Offense Strikes First

McDonald was helped by a Pirates offense that gave him some early breathing room. Neil Walker singled in the 1st inning and came around to score on a two-out Pedro Alvarez opposite-field double down the left field line. Garrett Jones came up next with an RBI single that scored Alvarez and gave the Pirates a multi-run 1st-inning lead for the second day in a row.

The Pirates added on in the 2nd. Rod Barajas led off with a single down the left field line. Then Clint Barmes popped up, McDonald reached on a fielder's choice, and Jose Tabata drew a walk. Walker got another hit with an RBI double that hugged the left-field line and scored McDonald for a 3-0 lead.
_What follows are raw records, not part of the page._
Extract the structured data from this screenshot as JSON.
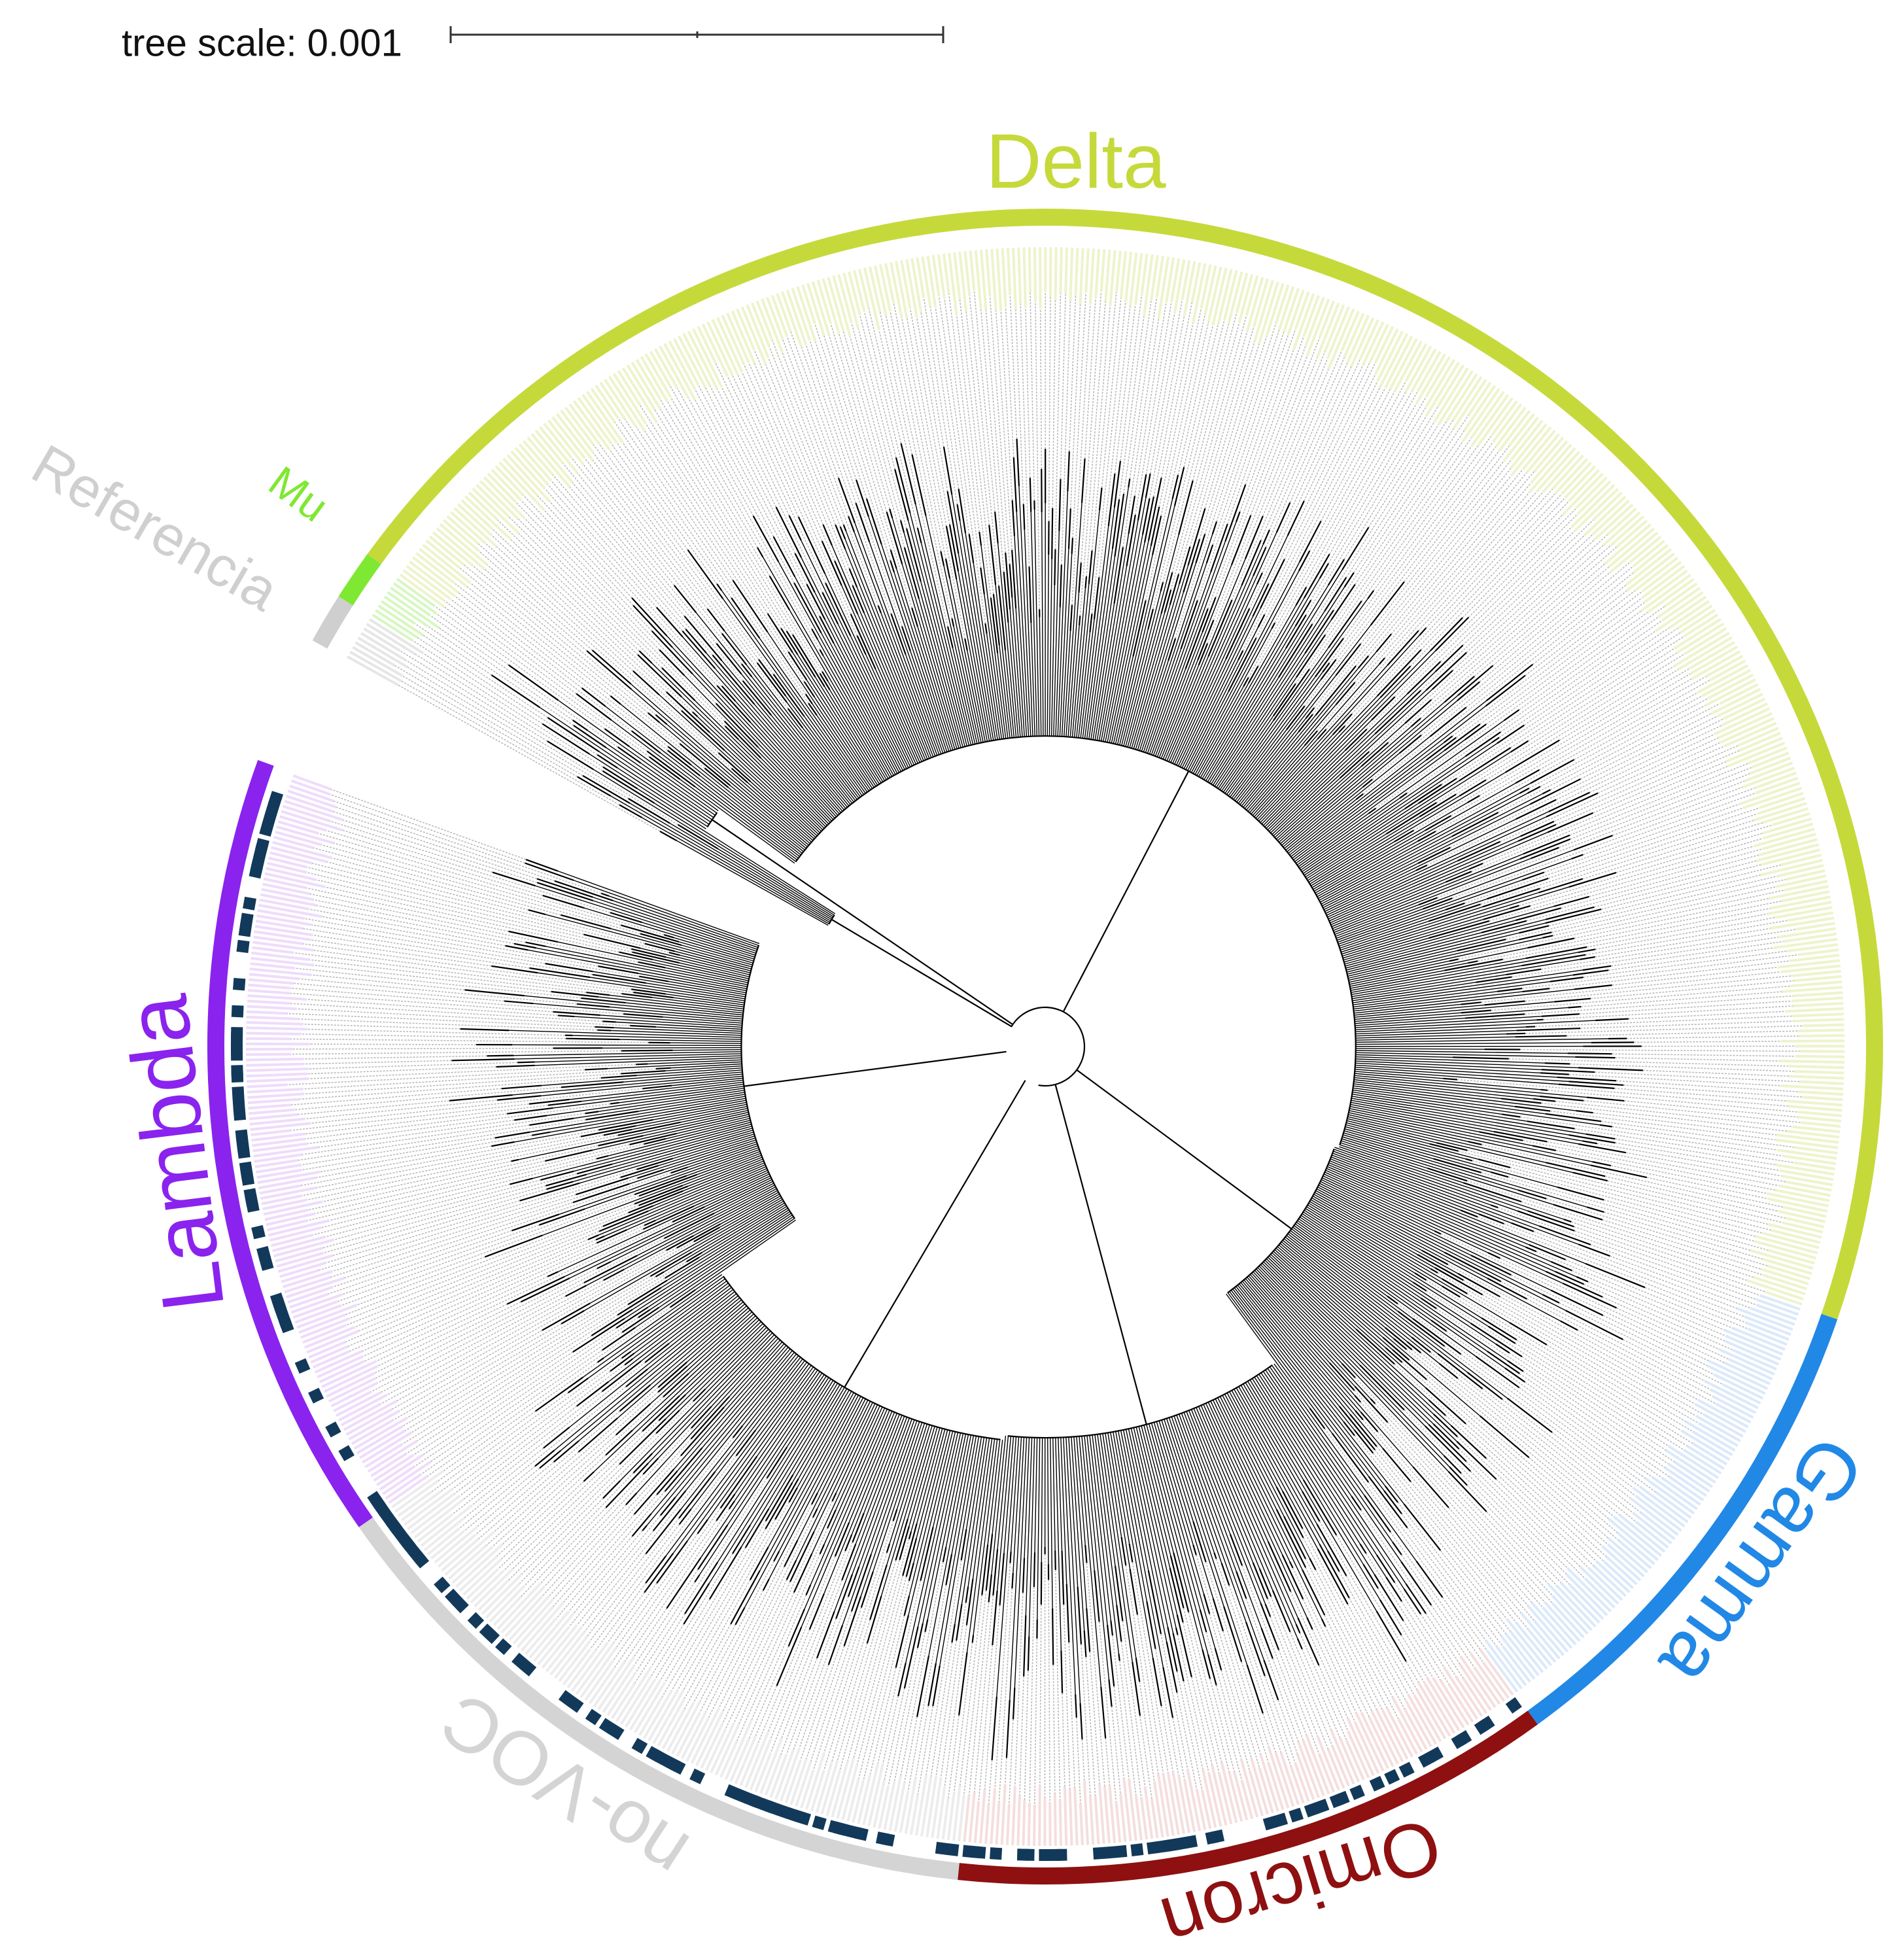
{
  "scale_bar": {
    "label": "tree scale: 0.001"
  },
  "clades": [
    {
      "label": "Referencia",
      "color": "#cfcfcf"
    },
    {
      "label": "Mu",
      "color": "#7fe832"
    },
    {
      "label": "Delta",
      "color": "#c6d93b"
    },
    {
      "label": "Gamma",
      "color": "#2188e6"
    },
    {
      "label": "Omicron",
      "color": "#8e1010"
    },
    {
      "label": "no-VOC",
      "color": "#d4d4d4"
    },
    {
      "label": "Lambda",
      "color": "#8a23ee"
    }
  ]
}
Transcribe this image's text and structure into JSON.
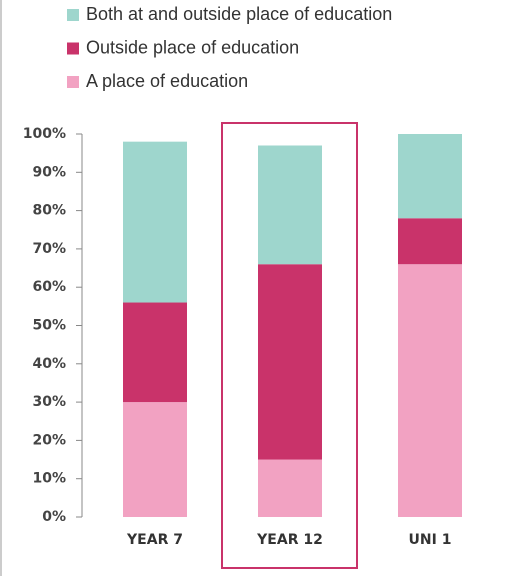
{
  "chart_data": {
    "type": "stacked_bar",
    "categories": [
      "YEAR 7",
      "YEAR 12",
      "UNI 1"
    ],
    "series": [
      {
        "name": "A place of education",
        "color": "#f2a2c2",
        "values": [
          30,
          15,
          66
        ]
      },
      {
        "name": "Outside place of education",
        "color": "#c9336a",
        "values": [
          26,
          51,
          12
        ]
      },
      {
        "name": "Both at and outside place of education",
        "color": "#9ed6cd",
        "values": [
          42,
          31,
          22
        ]
      }
    ],
    "ylim": [
      0,
      100
    ],
    "yticks": [
      {
        "value": 0,
        "label": "0%"
      },
      {
        "value": 10,
        "label": "10%"
      },
      {
        "value": 20,
        "label": "20%"
      },
      {
        "value": 30,
        "label": "30%"
      },
      {
        "value": 40,
        "label": "40%"
      },
      {
        "value": 50,
        "label": "50%"
      },
      {
        "value": 60,
        "label": "60%"
      },
      {
        "value": 70,
        "label": "70%"
      },
      {
        "value": 80,
        "label": "80%"
      },
      {
        "value": 90,
        "label": "90%"
      },
      {
        "value": 100,
        "label": "100%"
      }
    ]
  }
}
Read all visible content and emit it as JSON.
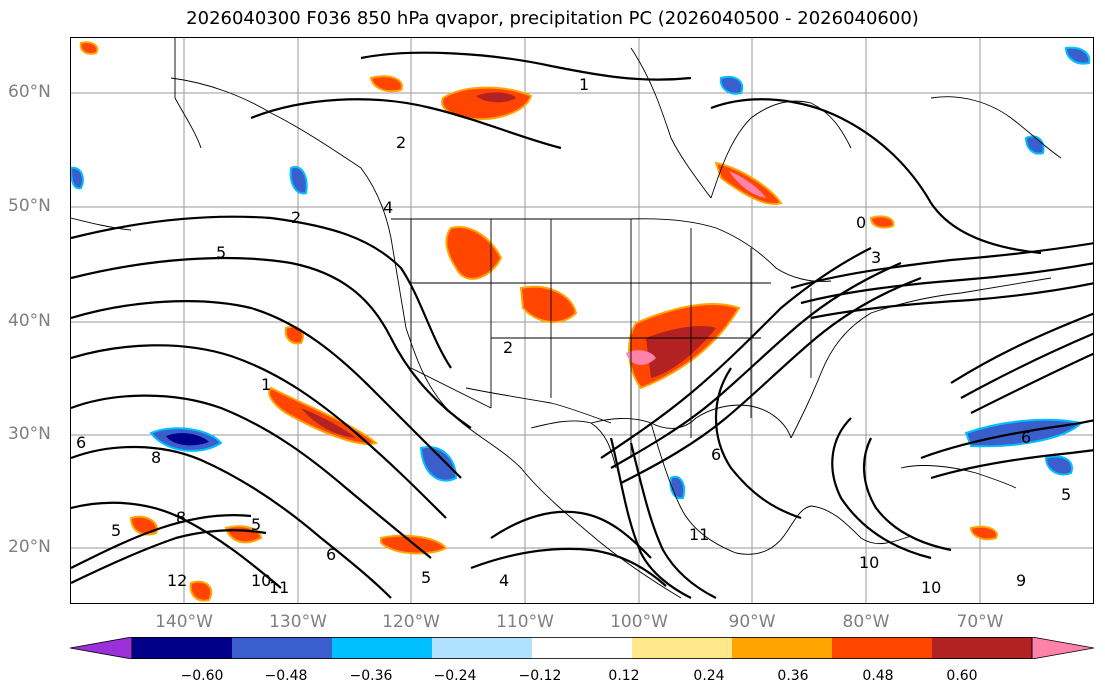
{
  "title": "2026040300 F036 850 hPa qvapor, precipitation PC (2026040500 - 2026040600)",
  "lat_labels": [
    "60°N",
    "50°N",
    "40°N",
    "30°N",
    "20°N"
  ],
  "lon_labels": [
    "140°W",
    "130°W",
    "120°W",
    "110°W",
    "100°W",
    "90°W",
    "80°W",
    "70°W"
  ],
  "colorbar": {
    "tick_labels": [
      "−0.60",
      "−0.48",
      "−0.36",
      "−0.24",
      "−0.12",
      "0.12",
      "0.24",
      "0.36",
      "0.48",
      "0.60"
    ],
    "colors": [
      "#9b30d9",
      "#00008b",
      "#3a5fcd",
      "#00bfff",
      "#b0e2ff",
      "#ffffff",
      "#ffe88a",
      "#ffa500",
      "#ff4500",
      "#b22222",
      "#ff82ab"
    ]
  },
  "contour_labels": [
    "1",
    "2",
    "2",
    "4",
    "2",
    "0",
    "3",
    "5",
    "1",
    "6",
    "8",
    "8",
    "5",
    "6",
    "5",
    "12",
    "10",
    "11",
    "5",
    "4",
    "6",
    "11",
    "10",
    "9",
    "10",
    "6",
    "5"
  ]
}
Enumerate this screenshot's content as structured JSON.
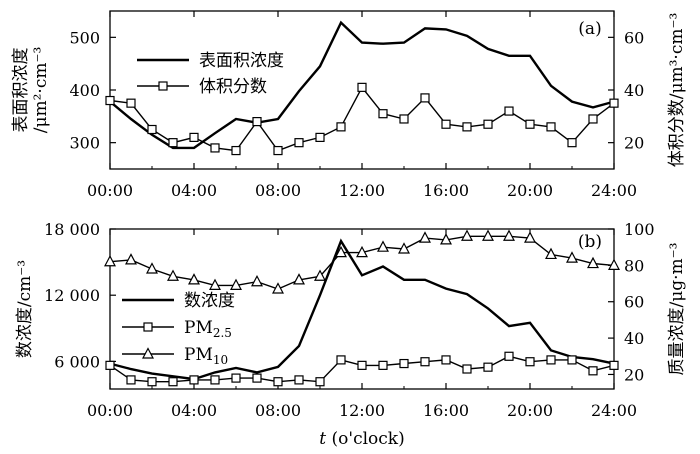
{
  "chart_data": [
    {
      "type": "line",
      "panel_label": "(a)",
      "x_ticks": [
        "00:00",
        "04:00",
        "08:00",
        "12:00",
        "16:00",
        "20:00",
        "24:00"
      ],
      "x_range": [
        0,
        24
      ],
      "left_axis": {
        "label_line1": "表面积浓度",
        "label_line2": "/μm²·cm⁻³",
        "range": [
          250,
          550
        ],
        "ticks": [
          300,
          400,
          500
        ]
      },
      "right_axis": {
        "label": "体积分数/μm³·cm⁻³",
        "range": [
          10,
          70
        ],
        "ticks": [
          20,
          40,
          60
        ]
      },
      "legend_position": "upper-left",
      "series": [
        {
          "name": "表面积浓度",
          "axis": "left",
          "marker": "none",
          "x": [
            0,
            1,
            2,
            3,
            4,
            5,
            6,
            7,
            8,
            9,
            10,
            11,
            12,
            13,
            14,
            15,
            16,
            17,
            18,
            19,
            20,
            21,
            22,
            23,
            24
          ],
          "values": [
            378,
            345,
            315,
            290,
            290,
            318,
            345,
            338,
            345,
            398,
            445,
            528,
            490,
            488,
            490,
            517,
            515,
            503,
            478,
            465,
            465,
            408,
            378,
            367,
            378
          ]
        },
        {
          "name": "体积分数",
          "axis": "right",
          "marker": "square",
          "x": [
            0,
            1,
            2,
            3,
            4,
            5,
            6,
            7,
            8,
            9,
            10,
            11,
            12,
            13,
            14,
            15,
            16,
            17,
            18,
            19,
            20,
            21,
            22,
            23,
            24
          ],
          "values": [
            36,
            35,
            25,
            20,
            22,
            18,
            17,
            28,
            17,
            20,
            22,
            26,
            41,
            31,
            29,
            37,
            27,
            26,
            27,
            32,
            27,
            26,
            20,
            29,
            35
          ]
        }
      ]
    },
    {
      "type": "line",
      "panel_label": "(b)",
      "x_ticks": [
        "00:00",
        "04:00",
        "08:00",
        "12:00",
        "16:00",
        "20:00",
        "24:00"
      ],
      "x_range": [
        0,
        24
      ],
      "x_label_var": "t",
      "x_label_unit": " (o'clock)",
      "left_axis": {
        "label": "数浓度/cm⁻³",
        "range": [
          3500,
          18000
        ],
        "ticks": [
          "6 000",
          "12 000",
          "18 000"
        ],
        "tick_values": [
          6000,
          12000,
          18000
        ]
      },
      "right_axis": {
        "label": "质量浓度/μg·m⁻³",
        "range": [
          12,
          100
        ],
        "ticks": [
          20,
          40,
          60,
          80,
          100
        ]
      },
      "legend_position": "lower-left",
      "series": [
        {
          "name": "数浓度",
          "axis": "left",
          "marker": "none",
          "x": [
            0,
            1,
            2,
            3,
            4,
            5,
            6,
            7,
            8,
            9,
            10,
            11,
            12,
            13,
            14,
            15,
            16,
            17,
            18,
            19,
            20,
            21,
            22,
            23,
            24
          ],
          "values": [
            5800,
            5300,
            4900,
            4650,
            4400,
            5000,
            5400,
            5000,
            5500,
            7400,
            12000,
            16900,
            13800,
            14600,
            13400,
            13400,
            12600,
            12100,
            10800,
            9200,
            9500,
            7000,
            6400,
            6200,
            5800
          ]
        },
        {
          "name": "PM",
          "name_sub": "2.5",
          "axis": "right",
          "marker": "square",
          "x": [
            0,
            1,
            2,
            3,
            4,
            5,
            6,
            7,
            8,
            9,
            10,
            11,
            12,
            13,
            14,
            15,
            16,
            17,
            18,
            19,
            20,
            21,
            22,
            23,
            24
          ],
          "values": [
            25,
            17,
            16,
            16,
            17,
            17,
            18,
            18,
            16,
            17,
            16,
            28,
            25,
            25,
            26,
            27,
            28,
            23,
            24,
            30,
            27,
            28,
            28,
            22,
            25
          ]
        },
        {
          "name": "PM",
          "name_sub": "10",
          "axis": "right",
          "marker": "triangle",
          "x": [
            0,
            1,
            2,
            3,
            4,
            5,
            6,
            7,
            8,
            9,
            10,
            11,
            12,
            13,
            14,
            15,
            16,
            17,
            18,
            19,
            20,
            21,
            22,
            23,
            24
          ],
          "values": [
            82,
            83,
            78,
            74,
            72,
            69,
            69,
            71,
            67,
            72,
            74,
            87,
            87,
            90,
            89,
            95,
            94,
            96,
            96,
            96,
            95,
            86,
            84,
            81,
            80
          ]
        }
      ]
    }
  ]
}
The next inning, Pedro Alvarez doubled once again, this time a pull shot down the right field line that was a few feet from clearing the fence. Two batters later, Rod Barajas collected another single to right field, scoring Alvarez. In his last 12 games, Barajas has earned a .390 batting average an about a 1.000 OPS to improve on his early-season struggles. Barajas, Walker and Alvarez all collected two hits in the victory.

"I'm just trying to chip in," said the Pirates' veteran catcher, "Not trying to put the team on my back or anything."

All four Pirates runs were scored with two outs, give James McDonald a 4-0 cushion through three innings. It was the second-straight day the Pirates struck for double-digit hits.

"Having a lead is nice, but you have to tell yourself you can't ease up," McDonald said. "Just as quickly as it was 4-0, it could be 4-4, so I have to stay on my toes and go after those guys the same way I'd go after them if it was a 1-0 game or 0-0 game."

One Little Issue

The only flaw in McDonald's game today? He struck out twice at the plate, both on four pitches.

"I was being smart today. It was hot," McDonald joked coyly to laughs from the gathered reporters. There was a hinge of truth, as McDonald did just finish throwing 102 pitches on a 90-degree, sunny Monday afternoon.

But McDonald didn't need to support himself with the bat on this day. He threw 64 strikes and didn't allow any Reds baserunners after the 5th inning. The 27-year-old exited to a standing ovation from the sparse crowd of 14,792, in what could be described as the crowning of a new Pirates ace. Once Tony Watson (who allowed the lone Reds run on a Chris Heisey RBI single) and Joel Hanrahan completed the 9th inning, the Bucs sat just three games back of the first-place Reds in the Central division.